At 5,500 years old, the well preserved cow-hide shoe pre-dates Stonehenge by 400 years and the Pyramids of Giza by 1,000 years.
It was made of a single piece of leather and was shaped to fit the wearer's foot, the researchers say.
They have published details of the discovery from south-east Armenia in the journal Plos One.
The shoe contained grass, although the archaeologists are uncertain as to whether this was to keep the foot warm or to maintain the shape of the footwear.
The authors are unsure whether it was worn by a man or a woman.
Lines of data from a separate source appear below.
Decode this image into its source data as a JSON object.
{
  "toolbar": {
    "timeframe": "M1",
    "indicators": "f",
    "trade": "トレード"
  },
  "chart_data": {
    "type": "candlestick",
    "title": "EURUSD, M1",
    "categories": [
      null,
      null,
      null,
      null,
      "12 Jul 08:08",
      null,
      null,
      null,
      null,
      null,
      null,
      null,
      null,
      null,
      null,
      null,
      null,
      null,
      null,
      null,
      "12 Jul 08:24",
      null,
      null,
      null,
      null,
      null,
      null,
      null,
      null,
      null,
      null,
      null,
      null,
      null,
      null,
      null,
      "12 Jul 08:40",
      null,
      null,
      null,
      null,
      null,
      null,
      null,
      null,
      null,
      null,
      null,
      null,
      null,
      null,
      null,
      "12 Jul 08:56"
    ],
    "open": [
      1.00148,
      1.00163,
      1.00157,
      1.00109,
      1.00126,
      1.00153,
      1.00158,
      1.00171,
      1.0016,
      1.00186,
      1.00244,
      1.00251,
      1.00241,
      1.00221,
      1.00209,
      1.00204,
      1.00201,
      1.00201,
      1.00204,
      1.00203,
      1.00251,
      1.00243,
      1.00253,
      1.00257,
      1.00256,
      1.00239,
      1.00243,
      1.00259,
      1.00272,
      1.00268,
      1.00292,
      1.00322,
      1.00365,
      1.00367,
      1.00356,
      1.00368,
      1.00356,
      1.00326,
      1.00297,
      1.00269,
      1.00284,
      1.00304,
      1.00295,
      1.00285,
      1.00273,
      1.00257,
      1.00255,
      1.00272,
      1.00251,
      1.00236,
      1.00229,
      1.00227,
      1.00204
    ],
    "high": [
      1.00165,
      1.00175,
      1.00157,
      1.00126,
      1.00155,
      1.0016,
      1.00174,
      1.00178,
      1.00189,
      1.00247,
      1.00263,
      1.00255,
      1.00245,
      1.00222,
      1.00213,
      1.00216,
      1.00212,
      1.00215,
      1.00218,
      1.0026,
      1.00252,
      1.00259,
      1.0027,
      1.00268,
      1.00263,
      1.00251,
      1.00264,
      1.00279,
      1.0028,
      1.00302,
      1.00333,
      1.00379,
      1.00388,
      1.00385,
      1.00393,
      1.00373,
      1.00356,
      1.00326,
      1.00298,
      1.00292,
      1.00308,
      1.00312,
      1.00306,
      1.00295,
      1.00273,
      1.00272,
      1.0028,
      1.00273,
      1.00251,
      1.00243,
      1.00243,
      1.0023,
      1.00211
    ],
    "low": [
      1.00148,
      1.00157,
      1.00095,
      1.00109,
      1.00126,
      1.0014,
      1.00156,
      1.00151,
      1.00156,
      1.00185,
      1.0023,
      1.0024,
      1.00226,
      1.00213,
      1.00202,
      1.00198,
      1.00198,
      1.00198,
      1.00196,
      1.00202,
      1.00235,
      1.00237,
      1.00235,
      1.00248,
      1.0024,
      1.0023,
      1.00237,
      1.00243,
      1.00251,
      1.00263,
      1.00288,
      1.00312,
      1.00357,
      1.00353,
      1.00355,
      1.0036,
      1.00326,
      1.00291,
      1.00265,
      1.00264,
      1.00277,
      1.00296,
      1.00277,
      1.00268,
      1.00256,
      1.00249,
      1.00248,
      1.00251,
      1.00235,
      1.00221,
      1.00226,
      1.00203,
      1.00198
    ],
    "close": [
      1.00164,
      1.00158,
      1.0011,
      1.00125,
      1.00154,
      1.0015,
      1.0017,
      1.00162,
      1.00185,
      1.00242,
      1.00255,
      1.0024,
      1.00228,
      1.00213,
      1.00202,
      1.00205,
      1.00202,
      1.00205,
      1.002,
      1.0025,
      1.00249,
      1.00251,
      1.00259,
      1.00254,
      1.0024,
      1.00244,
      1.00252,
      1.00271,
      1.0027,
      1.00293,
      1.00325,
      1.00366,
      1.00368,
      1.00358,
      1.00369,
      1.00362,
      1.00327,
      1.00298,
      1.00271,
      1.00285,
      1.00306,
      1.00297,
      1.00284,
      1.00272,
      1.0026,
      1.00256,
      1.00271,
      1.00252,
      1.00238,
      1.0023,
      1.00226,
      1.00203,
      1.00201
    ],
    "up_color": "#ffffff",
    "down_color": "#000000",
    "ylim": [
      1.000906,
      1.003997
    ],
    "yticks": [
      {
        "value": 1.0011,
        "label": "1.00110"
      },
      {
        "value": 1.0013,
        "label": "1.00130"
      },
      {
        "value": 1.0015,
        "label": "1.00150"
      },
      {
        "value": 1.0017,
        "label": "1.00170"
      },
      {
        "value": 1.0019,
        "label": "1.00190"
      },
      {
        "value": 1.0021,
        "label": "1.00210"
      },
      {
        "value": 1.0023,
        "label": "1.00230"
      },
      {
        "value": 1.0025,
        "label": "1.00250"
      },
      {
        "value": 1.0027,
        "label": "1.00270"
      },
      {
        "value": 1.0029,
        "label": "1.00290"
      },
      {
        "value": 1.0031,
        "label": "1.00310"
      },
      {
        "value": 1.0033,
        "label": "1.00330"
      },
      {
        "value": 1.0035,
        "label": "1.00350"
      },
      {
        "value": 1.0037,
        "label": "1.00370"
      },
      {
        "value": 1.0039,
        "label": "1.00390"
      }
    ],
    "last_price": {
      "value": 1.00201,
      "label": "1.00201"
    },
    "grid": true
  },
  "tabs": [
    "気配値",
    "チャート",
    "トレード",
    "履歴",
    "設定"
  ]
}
The shoe is relatively small, corresponding to a UK women's size 5 (European size 38; US size 7 women), but it could have been worn by a man of that period.
It was discovered at the Areni-1 cave in the Vayotz Dzor province of Armenia, which borders on Turkey and Iran.
The archaeologists put the shoe's remarkable preservation down to the stable, cool and dry conditions in the cave and the fact that the floor of the cave was covered by a thick layer of sheep dung.
This layer of excrement acted as a solid seal, preserving it over the millennia.
"We thought initially that the shoe and other objects were about 600-700 years old because they were in such good condition," said co-author Dr Ron Pinhasi from University College Cork in Ireland.
"It was only when the material was dated by the two radiocarbon laboratories in Oxford and in California that we realised that the shoe was older by a few hundred years than the shoes worn by Oetzi the Iceman."
Other well preserved objects were also found in the cave, including large containers, many of which held wheat and barley, apricots and other edible plants.
Sandals made from plant fibres found at the Arnold Research Cave in Missouri, US, pre-date the shoes from Areni by some 2,000-2,500 years.